More SUTVA questions 

 Since Jim's post has brought us back to the SUTVA problem, here is another situation to consider.  Let's say that I am interested in the effect of starting order on the performance of athletes in some competition.  For the sake of argument, let's say cycling.  We might conjecture that starting in the first position in a pack of cyclists conveys some advantage, since the leader can stay out of trouble in the back of the pack.  On the other hand, there might be an advantage to starting in a lower position so that the cyclist can take advantage of the draft behind the leaders.   

 It is pretty clear what we would like to estimate in this case.  If X is the starting position from 1 to n, and Y is the length of time that it takes the athlete to complete the race, then the most intuitive quantity for the causal effect of starting first instead of second is E[Y_i|X_i=1] - E[Y_i|X_i=2], etc.  We still have the fundamental problem of causal inference in that we only observe one of the potential outcomes, but average treatment effects also make sense in this case, defining the ATE as  E[Y|X=1] - E[Y|X=2].  Moreover, there is a clear manipulation involved (I can make you start first or I can make you start second) and such a manipulation would be easy to implement using a physical randomization to ensure balance on covariates in expectation.  Indeed, this procedure is used in several sports; one example is the  keiren  race in cycling, which is a paced sprint competition among 6-9 riders.    

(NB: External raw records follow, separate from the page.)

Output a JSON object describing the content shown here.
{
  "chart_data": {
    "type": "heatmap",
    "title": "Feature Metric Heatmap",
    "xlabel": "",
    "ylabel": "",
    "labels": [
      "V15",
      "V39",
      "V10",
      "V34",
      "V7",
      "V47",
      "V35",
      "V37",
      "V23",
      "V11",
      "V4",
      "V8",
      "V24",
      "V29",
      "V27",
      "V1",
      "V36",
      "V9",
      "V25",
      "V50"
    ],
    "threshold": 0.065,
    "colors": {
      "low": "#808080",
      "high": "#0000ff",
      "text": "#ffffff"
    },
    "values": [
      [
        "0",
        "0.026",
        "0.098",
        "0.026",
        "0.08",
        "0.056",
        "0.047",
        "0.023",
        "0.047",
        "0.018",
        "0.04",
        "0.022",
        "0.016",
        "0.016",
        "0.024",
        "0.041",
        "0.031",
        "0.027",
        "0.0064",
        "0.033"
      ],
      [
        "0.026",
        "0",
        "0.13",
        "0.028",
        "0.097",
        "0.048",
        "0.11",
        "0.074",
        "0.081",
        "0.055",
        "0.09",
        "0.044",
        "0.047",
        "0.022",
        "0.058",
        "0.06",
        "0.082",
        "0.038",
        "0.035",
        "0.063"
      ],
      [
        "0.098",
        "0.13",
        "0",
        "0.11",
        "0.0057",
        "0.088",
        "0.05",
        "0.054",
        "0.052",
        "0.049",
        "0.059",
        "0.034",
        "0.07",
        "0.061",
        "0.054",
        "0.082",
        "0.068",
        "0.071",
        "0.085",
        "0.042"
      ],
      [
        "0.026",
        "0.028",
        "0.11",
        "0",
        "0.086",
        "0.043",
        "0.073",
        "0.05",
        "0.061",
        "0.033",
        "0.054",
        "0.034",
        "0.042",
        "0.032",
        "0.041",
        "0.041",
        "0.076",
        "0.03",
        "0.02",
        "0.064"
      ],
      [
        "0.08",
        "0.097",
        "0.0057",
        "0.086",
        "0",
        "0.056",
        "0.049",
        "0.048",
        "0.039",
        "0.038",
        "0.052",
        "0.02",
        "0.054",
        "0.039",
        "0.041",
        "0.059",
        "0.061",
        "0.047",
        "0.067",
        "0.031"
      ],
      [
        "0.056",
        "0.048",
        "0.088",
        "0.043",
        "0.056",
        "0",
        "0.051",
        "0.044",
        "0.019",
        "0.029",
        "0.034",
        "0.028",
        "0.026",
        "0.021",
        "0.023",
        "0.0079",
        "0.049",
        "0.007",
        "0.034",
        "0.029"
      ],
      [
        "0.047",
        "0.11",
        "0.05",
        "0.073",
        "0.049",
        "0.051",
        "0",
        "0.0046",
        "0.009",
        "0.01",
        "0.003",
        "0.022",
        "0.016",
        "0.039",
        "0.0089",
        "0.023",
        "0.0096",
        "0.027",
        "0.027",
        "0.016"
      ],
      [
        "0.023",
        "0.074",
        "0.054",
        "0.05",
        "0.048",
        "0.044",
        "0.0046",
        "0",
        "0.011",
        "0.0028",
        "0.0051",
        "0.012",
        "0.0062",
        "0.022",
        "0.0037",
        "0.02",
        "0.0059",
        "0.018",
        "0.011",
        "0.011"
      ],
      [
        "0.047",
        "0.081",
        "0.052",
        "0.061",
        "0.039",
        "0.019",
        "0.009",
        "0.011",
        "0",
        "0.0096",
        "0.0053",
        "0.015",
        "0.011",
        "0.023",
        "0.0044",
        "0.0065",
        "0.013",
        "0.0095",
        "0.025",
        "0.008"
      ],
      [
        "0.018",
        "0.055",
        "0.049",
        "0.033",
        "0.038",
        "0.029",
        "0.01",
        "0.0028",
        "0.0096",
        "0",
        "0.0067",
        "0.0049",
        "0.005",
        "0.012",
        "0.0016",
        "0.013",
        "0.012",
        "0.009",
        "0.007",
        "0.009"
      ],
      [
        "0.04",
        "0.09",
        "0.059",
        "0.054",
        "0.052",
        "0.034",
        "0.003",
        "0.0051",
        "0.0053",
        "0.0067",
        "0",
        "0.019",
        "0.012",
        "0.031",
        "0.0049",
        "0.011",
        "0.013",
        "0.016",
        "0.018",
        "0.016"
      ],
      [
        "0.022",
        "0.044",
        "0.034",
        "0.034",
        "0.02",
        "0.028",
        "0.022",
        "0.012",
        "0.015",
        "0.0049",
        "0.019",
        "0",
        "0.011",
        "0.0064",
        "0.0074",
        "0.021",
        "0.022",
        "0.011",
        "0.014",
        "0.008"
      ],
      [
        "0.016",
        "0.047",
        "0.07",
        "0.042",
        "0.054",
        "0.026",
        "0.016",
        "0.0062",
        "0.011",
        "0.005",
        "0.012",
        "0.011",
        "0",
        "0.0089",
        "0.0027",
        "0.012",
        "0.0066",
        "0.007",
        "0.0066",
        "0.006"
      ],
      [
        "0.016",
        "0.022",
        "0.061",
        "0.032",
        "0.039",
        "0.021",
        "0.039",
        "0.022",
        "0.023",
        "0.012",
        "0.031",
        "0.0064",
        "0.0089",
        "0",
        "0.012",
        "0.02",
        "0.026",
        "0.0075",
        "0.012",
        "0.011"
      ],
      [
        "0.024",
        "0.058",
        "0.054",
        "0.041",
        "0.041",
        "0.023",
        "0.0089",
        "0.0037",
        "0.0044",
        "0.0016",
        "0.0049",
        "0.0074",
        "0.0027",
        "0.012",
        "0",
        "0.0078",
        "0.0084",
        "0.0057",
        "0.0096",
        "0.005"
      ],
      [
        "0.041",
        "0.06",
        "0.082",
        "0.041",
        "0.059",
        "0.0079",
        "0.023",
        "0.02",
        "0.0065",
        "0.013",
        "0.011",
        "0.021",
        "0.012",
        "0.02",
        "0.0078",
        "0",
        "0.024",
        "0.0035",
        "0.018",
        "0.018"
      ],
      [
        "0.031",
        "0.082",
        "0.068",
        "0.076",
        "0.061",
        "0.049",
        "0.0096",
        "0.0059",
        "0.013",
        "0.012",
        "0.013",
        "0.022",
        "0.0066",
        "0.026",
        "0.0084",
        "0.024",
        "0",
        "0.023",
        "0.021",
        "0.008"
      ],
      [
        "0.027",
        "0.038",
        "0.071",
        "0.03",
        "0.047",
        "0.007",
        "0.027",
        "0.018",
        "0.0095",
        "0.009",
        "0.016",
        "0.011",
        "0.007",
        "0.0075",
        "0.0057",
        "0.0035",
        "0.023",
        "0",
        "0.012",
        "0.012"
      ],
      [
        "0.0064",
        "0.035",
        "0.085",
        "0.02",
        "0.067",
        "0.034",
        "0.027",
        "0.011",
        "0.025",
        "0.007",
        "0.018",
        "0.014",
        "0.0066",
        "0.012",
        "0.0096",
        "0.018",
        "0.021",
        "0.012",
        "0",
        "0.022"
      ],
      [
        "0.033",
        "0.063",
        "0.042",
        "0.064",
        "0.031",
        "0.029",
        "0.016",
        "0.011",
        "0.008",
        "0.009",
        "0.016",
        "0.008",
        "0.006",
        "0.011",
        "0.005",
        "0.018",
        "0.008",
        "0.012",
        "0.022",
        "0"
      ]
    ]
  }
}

 So far, so good, but there is a problem... 


 It is pretty clear that we have a SUTVA violation here.  It is not that if Cyclist A is assigned to start in position 2, then Cyclist B has to be assigned to start in some other position;  SUTVA (as I understand it) doesn't require that it be possible for all subjects to be assigned to all values of the treatment.  The problem is that the potential outcome for Cyclist A starting in position 2 may depend on whether Cyclist B is assigned to position 1 and Cyclist C is assigned to position 3 or vice versa.  What if B is a strong cyclist who likes to lead from the front, enabling A to draft for most of the race, while C is a weak starter who invariably falls to the back of the pack?  In that case, E[Y_A| X_A= 2, X_B = 1,  X_C = 3] will not be equal to E[Y_A| X_B = 3, X_A = 2,  X_C = 1].  In other words, in this case there is interference between units.   So, the non-interference aspect of SUTVA is violated and therefore E[Y|X=1] - E[Y|X=2] isn't a Rubin causal effect. Bummer. 

 On the other hand, if we are able to run this race over and over again with the same cyclists, we are in a sense going to average over all of the assignment vectors.  If we then take the observed data and plot E[Y|X = x], we are going to get a relationship in the data that is purely a function of the manipulation that we carried out.  How should we think about this quantity?  I would think that a reasonably informed lay person would interpret the difference in race times in a causal manner, but what, precisely, are we estimating and how should we talk about it?  I'd love to hear any suggestions, particularly since it relates to a project that I've been working on (and might have more to say about in a few weeks).